WASHINGTON — WikiLeaks founder Julian Assange said Sunday that Edward Snowden made sure that the information he took about U.S. surveillance programs would continue to be published regardless of what happened to the former U.S. spy agency contractor.

Assange criticized the United States for revoking Snowden's passport and said it would not stop the classified information taken by the 30-year-old fugitive from getting out.

"Look, there is no stopping the publishing process at this stage," Assange said in an interview with ABC's "This Week" television show. "Great care has been taken to make sure that Mr. Snowden can't be pressured by any state to stop the publication process."

He did not directly respond when asked if WikiLeaks was in possession of the files.

Last week, Glenn Greenwald, the Guardian journalist who first published the classified information released by Snowden, said Snowden had made encrypted copies of his files and distributed them in case anything happened to him.

Greenwald told The Daily Beast that the people in possession of those files "cannot access them yet because they are highly encrypted and they do not have the passwords." But Greenwald said "if anything happens at all to Edward Snowden, he told me he has arranged for them to get access to the full archives."

The U.S. government has charged Snowden under the 1917 Espionage Act with theft and passing classified communications to an "unauthorized person."

Snowden is currently stuck in legal limbo in a transit area of Moscow's Sheremetyevo Airport.
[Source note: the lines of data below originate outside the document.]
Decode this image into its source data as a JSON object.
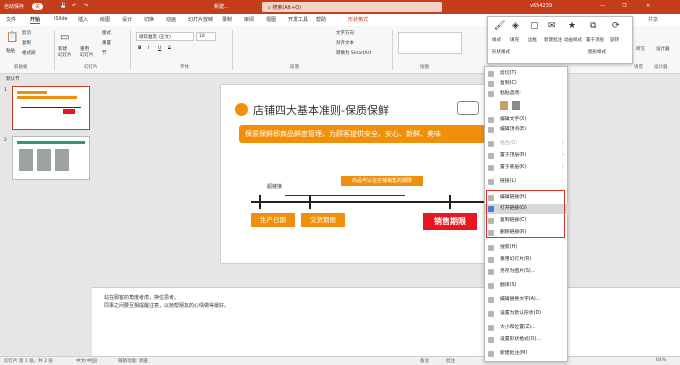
{
  "titlebar": {
    "autosave": "自动保存",
    "autosave_state": "关",
    "doc_title": "新建...",
    "search_placeholder": "搜索(Alt+Q)",
    "user": "v654239",
    "right_tab": "形状格式"
  },
  "tabs": [
    {
      "label": "文件"
    },
    {
      "label": "开始"
    },
    {
      "label": "iSlide"
    },
    {
      "label": "插入"
    },
    {
      "label": "绘图"
    },
    {
      "label": "设计"
    },
    {
      "label": "切换"
    },
    {
      "label": "动画"
    },
    {
      "label": "幻灯片放映"
    },
    {
      "label": "录制"
    },
    {
      "label": "审阅"
    },
    {
      "label": "视图"
    },
    {
      "label": "开发工具"
    },
    {
      "label": "帮助"
    }
  ],
  "share_label": "共享",
  "ribbon": {
    "paste": "粘贴",
    "cut": "剪切",
    "copy": "复制",
    "format_painter": "格式刷",
    "new_slide": "新建\n幻灯片",
    "reuse": "重用\n幻灯片",
    "layout": "版式",
    "reset": "重置",
    "section": "节",
    "font_name": "微软雅黑 (正文)",
    "font_size": "18",
    "bold": "B",
    "italic": "I",
    "underline": "U",
    "strike": "S",
    "text_direction": "文字方向",
    "align_text": "对齐文本",
    "smartart": "转换为 SmartArt",
    "find": "查找",
    "replace": "替换",
    "select": "选择",
    "voice": "听写",
    "design_ideas": "设计器",
    "groups": {
      "clipboard": "剪贴板",
      "slides": "幻灯片",
      "font": "字体",
      "paragraph": "段落",
      "drawing": "绘图",
      "voice": "语音",
      "designer": "设计器"
    }
  },
  "mini_toolbar": {
    "style": "样式",
    "fill": "填充",
    "outline": "边框",
    "new_comment": "新建批注",
    "animation": "动画样式",
    "bring_front": "置于顶层",
    "rotate": "旋转",
    "crop": "图形样式",
    "shape_format": "形状格式"
  },
  "sections": {
    "default": "默认节"
  },
  "slide": {
    "title": "店铺四大基本准则-保质保鲜",
    "banner": "保质保鲜即商品鲜度管理，为顾客提供安全、安心、新鲜、美味",
    "hint": "商品可以在店铺销售的期限",
    "hyperlink": "超链接",
    "box1": "生产日期",
    "box2": "交货期限",
    "box3": "销售期限"
  },
  "thumbnails": [
    {
      "num": "1"
    },
    {
      "num": "2"
    }
  ],
  "notes": {
    "line1": "站在顾客的角度考虑，换位思考。",
    "line2": "同事之间要互相提醒注意，以她帮朋友的心情做得最好。"
  },
  "status": {
    "slide_info": "幻灯片 第 1 张，共 2 张",
    "language": "中文(中国)",
    "accessibility": "辅助功能: 调查",
    "notes": "备注",
    "comments": "批注",
    "zoom": "64%"
  },
  "context_menu": {
    "items": [
      {
        "label": "剪切(T)",
        "icon": "scissors-icon"
      },
      {
        "label": "复制(C)",
        "icon": "copy-icon"
      },
      {
        "label": "粘贴选项:",
        "icon": "paste-icon"
      },
      {
        "label": "",
        "icon": "paste-options-icon"
      },
      {
        "label": "编辑文字(X)",
        "icon": "edit-text-icon"
      },
      {
        "label": "编辑顶点(E)",
        "icon": "edit-points-icon"
      },
      {
        "label": "组合(G)",
        "icon": "group-icon",
        "submenu": true,
        "disabled": true
      },
      {
        "label": "置于顶层(R)",
        "icon": "bring-front-icon",
        "submenu": true
      },
      {
        "label": "置于底层(K)",
        "icon": "send-back-icon",
        "submenu": true
      },
      {
        "label": "链接(L)",
        "icon": "link-icon"
      },
      {
        "label": "编辑链接(H)",
        "icon": "edit-link-icon"
      },
      {
        "label": "打开链接(O)",
        "icon": "open-link-icon",
        "highlighted": true
      },
      {
        "label": "复制链接(C)",
        "icon": "copy-link-icon"
      },
      {
        "label": "删除链接(R)",
        "icon": "remove-link-icon"
      },
      {
        "label": "搜索(H)",
        "icon": "search-icon"
      },
      {
        "label": "重用幻灯片(R)",
        "icon": "reuse-icon"
      },
      {
        "label": "另存为图片(S)...",
        "icon": "save-image-icon"
      },
      {
        "label": "翻译(S)",
        "icon": "translate-icon"
      },
      {
        "label": "编辑替换文字(A)...",
        "icon": "alt-text-icon"
      },
      {
        "label": "设置为默认形状(D)",
        "icon": "default-shape-icon"
      },
      {
        "label": "大小和位置(Z)...",
        "icon": "size-icon"
      },
      {
        "label": "设置形状格式(O)...",
        "icon": "format-shape-icon"
      },
      {
        "label": "新建批注(M)",
        "icon": "comment-icon"
      }
    ]
  },
  "colors": {
    "accent": "#c43e1c",
    "orange": "#f0900a",
    "red": "#e8171f",
    "highlight_box": "#e0322a"
  }
}
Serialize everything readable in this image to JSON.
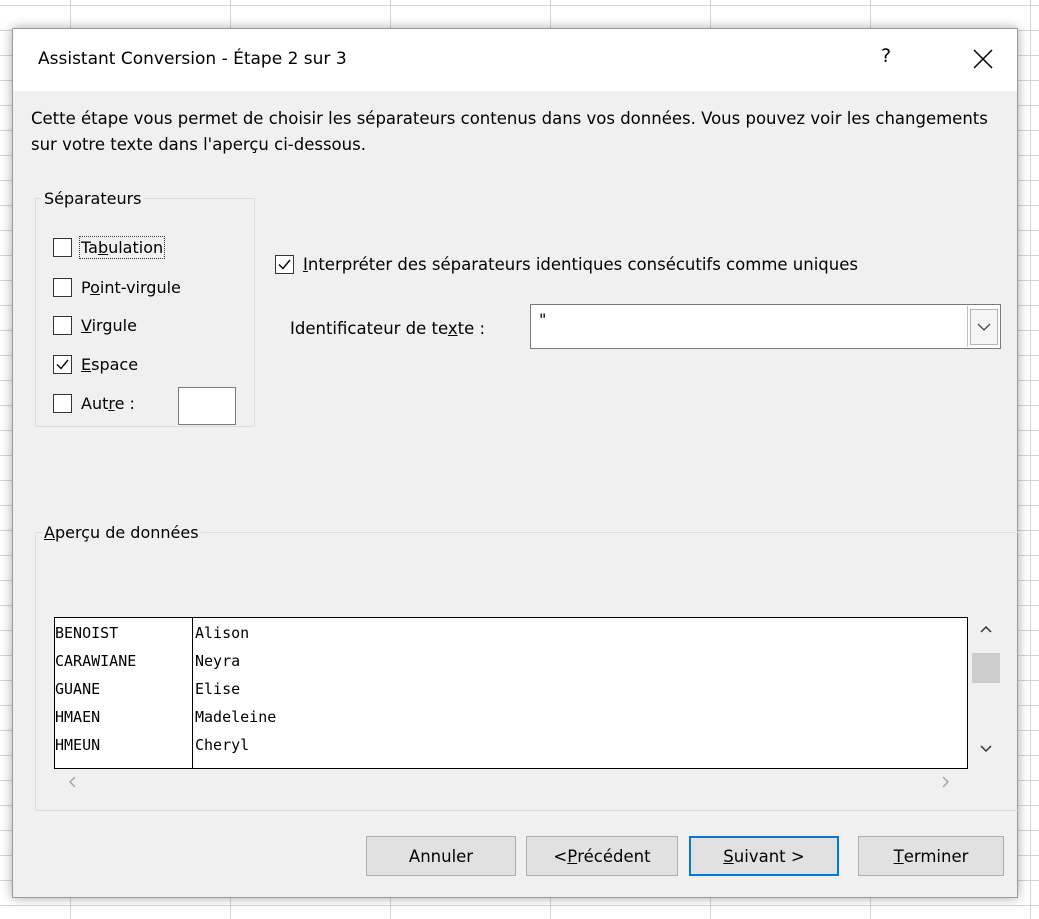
{
  "dialog": {
    "title": "Assistant Conversion - Étape 2 sur 3",
    "help_label": "?",
    "description": "Cette étape vous permet de choisir les séparateurs contenus dans vos données. Vous pouvez voir les changements sur votre texte dans l'aperçu ci-dessous."
  },
  "separators": {
    "legend": "Séparateurs",
    "items": [
      {
        "before": "Ta",
        "key": "b",
        "after": "ulation",
        "checked": false
      },
      {
        "before": "P",
        "key": "o",
        "after": "int-virgule",
        "checked": false
      },
      {
        "before": "",
        "key": "V",
        "after": "irgule",
        "checked": false
      },
      {
        "before": "",
        "key": "E",
        "after": "space",
        "checked": true
      },
      {
        "before": "Aut",
        "key": "r",
        "after": "e :",
        "checked": false
      }
    ],
    "other_value": ""
  },
  "options": {
    "consecutive": {
      "key": "I",
      "after": "nterpréter des séparateurs identiques consécutifs comme uniques",
      "checked": true
    },
    "text_qualifier": {
      "before": "Identificateur de te",
      "key": "x",
      "after": "te :",
      "value": "\""
    }
  },
  "preview": {
    "legend_key": "A",
    "legend_after": "perçu de données",
    "rows": [
      [
        "BENOIST",
        "Alison"
      ],
      [
        "CARAWIANE",
        "Neyra"
      ],
      [
        "GUANE",
        "Elise"
      ],
      [
        "HMAEN",
        "Madeleine"
      ],
      [
        "HMEUN",
        "Cheryl"
      ]
    ]
  },
  "buttons": {
    "cancel": "Annuler",
    "previous_before": "< ",
    "previous_key": "P",
    "previous_after": "récédent",
    "next_key": "S",
    "next_after": "uivant >",
    "finish_key": "T",
    "finish_after": "erminer"
  }
}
Assange has said that Snowden, who has sought legal advice from WikiLeaks, has requested asylum in Ecuador.

Assange sought asylum from Ecuador last year and is living in Ecuador's London embassy to avoid being extradited to Sweden, which wants to question him about allegations of sexual assault and rape.

Assange said the United States had "marooned" Snowden in Russia by revoking his passport.

"Is that really a great outcome by the State Department?" Assange asked, saying that Washington had put Snowden through a "meat grinder" although "Mr. Snowden has not been convicted of anything."

In a separate interview, President Barack Obama's national security adviser, Tom Donilon, said that since Snowden was not traveling on valid papers, he should be returned to the United States "because he's wanted here for a crime."

Donilon said Washington had been in discussions with the Russian government through law enforcement channels on a regular basis about Snowden.

"And I have to agree with President [Vladimir] Putin, which — when he said the other day that it would be better for Mr. Snowden to decide where — when he's leaving … sooner rather than later," Donilon said on CNN's "Fareed Zakaria GPS." "We agree with that — that the sooner that this can be resolved, the better."